Let’s face it: Marijuana, when it’s legal, is going to be taxed. Even tax opponent Grover Norquist says marijuana taxes won’t violate his no-tax pledge. And 280E-style taxes discouraging advertising will be only secondary. The main taxes will eventually be measured by weight, price, or area under cultivation—or maybe by amount of THC, the primary intoxicant. Or hothouses’ electricity use could be taxed—to encourage outdoor growing. Or all of those taxes could be applied.

As legalization and taxation of marijuana advance, repeal or amendment of 280E would be difficult. (Normalizing banking rules for the marijuana industry is a no-brainer, by comparison.) As a practical matter, cutting taxes is hard in a time of deficits, particularly on a perceived vice. Repeal would be a revenue loser, and would have to be paid for—unless advocates steamroll repeal through, saying, “Deficits don’t matter.” The obvious way to pay for repeal of 280E is a federal marijuana excise tax. A federal excise tax could mean a higher tax burden overall for the industry. That result could be lose-lose: Higher taxes would hurt the industry, while repeal of 280E would encourage marijuana marketing, to the likely detriment of youth and excessive users.

And 280E has a surprising advantage over other possible federal marijuana taxes. Decades-old multilateral narcotics treaties make it awkward for the federal government to tax marijuana. Uruguay, Jamaica, Canada, and other countries may violate those treaties, but still. Any explicit new federal excise tax would look like full-blown legalization—creating a treaty problem. 280E is not part of legalization. On the contrary, Bob Dole’s tax penalty is consistent with illegality of marijuana. 280E brings in revenue but doesn’t violate treaties. What a deal.

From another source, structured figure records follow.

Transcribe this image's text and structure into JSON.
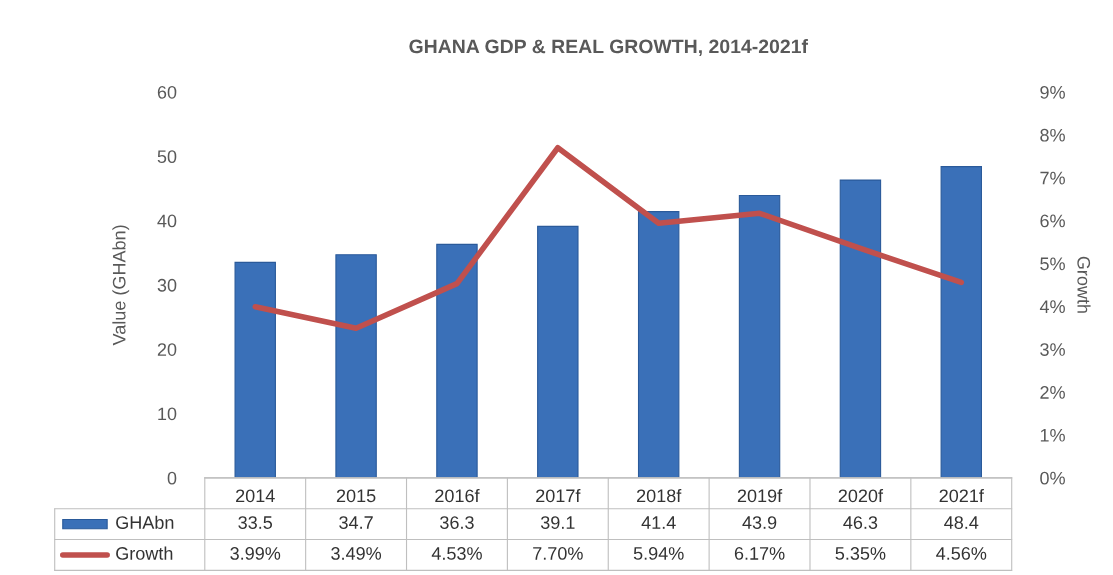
{
  "chart_data": {
    "type": "bar",
    "title": "GHANA GDP & REAL GROWTH, 2014-2021f",
    "ylabel": "Value (GHAbn)",
    "y2label": "Growth",
    "categories": [
      "2014",
      "2015",
      "2016f",
      "2017f",
      "2018f",
      "2019f",
      "2020f",
      "2021f"
    ],
    "series": [
      {
        "name": "GHAbn",
        "color": "#3a70b8",
        "values": [
          33.5,
          34.7,
          36.3,
          39.1,
          41.4,
          43.9,
          46.3,
          48.4
        ],
        "value_labels": [
          "33.5",
          "34.7",
          "36.3",
          "39.1",
          "41.4",
          "43.9",
          "46.3",
          "48.4"
        ]
      },
      {
        "name": "Growth",
        "type": "line",
        "axis": "y2",
        "color": "#c0504d",
        "values": [
          3.99,
          3.49,
          4.53,
          7.7,
          5.94,
          6.17,
          5.35,
          4.56
        ],
        "value_labels": [
          "3.99%",
          "3.49%",
          "4.53%",
          "7.70%",
          "5.94%",
          "6.17%",
          "5.35%",
          "4.56%"
        ]
      }
    ],
    "ylim": [
      0,
      60
    ],
    "yticks": [
      0,
      10,
      20,
      30,
      40,
      50,
      60
    ],
    "y2lim": [
      0,
      9
    ],
    "y2ticks": [
      {
        "value": 0,
        "label": "0%"
      },
      {
        "value": 1,
        "label": "1%"
      },
      {
        "value": 2,
        "label": "2%"
      },
      {
        "value": 3,
        "label": "3%"
      },
      {
        "value": 4,
        "label": "4%"
      },
      {
        "value": 5,
        "label": "5%"
      },
      {
        "value": 6,
        "label": "6%"
      },
      {
        "value": 7,
        "label": "7%"
      },
      {
        "value": 8,
        "label": "8%"
      },
      {
        "value": 9,
        "label": "9%"
      }
    ],
    "legend": "bottom",
    "marker": "none",
    "line_style": "solid"
  }
}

Meanwhile, what about those  state income tax 280E analogues that became state law automatically? My friends who chaired California’s Blue Ribbon Commission on marijuana legalization looked at the partial 280E analogue there, and say that denying “regular business tax deductions . . . at the outset may be too onerous.” Indeed, it makes sense to ratchet marijuana excise taxes up over time, as the industry matures, and as pre-tax prices fall. But a 280E-type rule, nudging against advertising and marketing, may be the first tax you want to apply. As Bob Dole did.

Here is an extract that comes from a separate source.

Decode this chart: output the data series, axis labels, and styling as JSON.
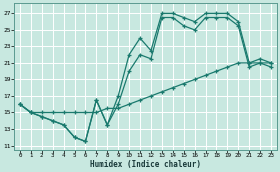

So a 280E-style tax nudge can restrict marijuana marketing and throw sand in the gears of Big Marijuana. Meanwhile, bigger menaces, Big Alcohol and Big Tobacco, get to deduct every penny they can spend to promote sales. The commercial free speech doctrine may let sellers advertise and promote those products, but we don’t have to subsidize those sellers with tax deductions. So here’s a concluding thought: Try to extend 280E to the deadlier duo—alcohol and tobacco. Maybe give direct-to-consumer pharmaceutical ads the same treatment. But whatever you do, keep the 280E rule for marijuana marketing. If you can’t stop it, you can at least slow it down.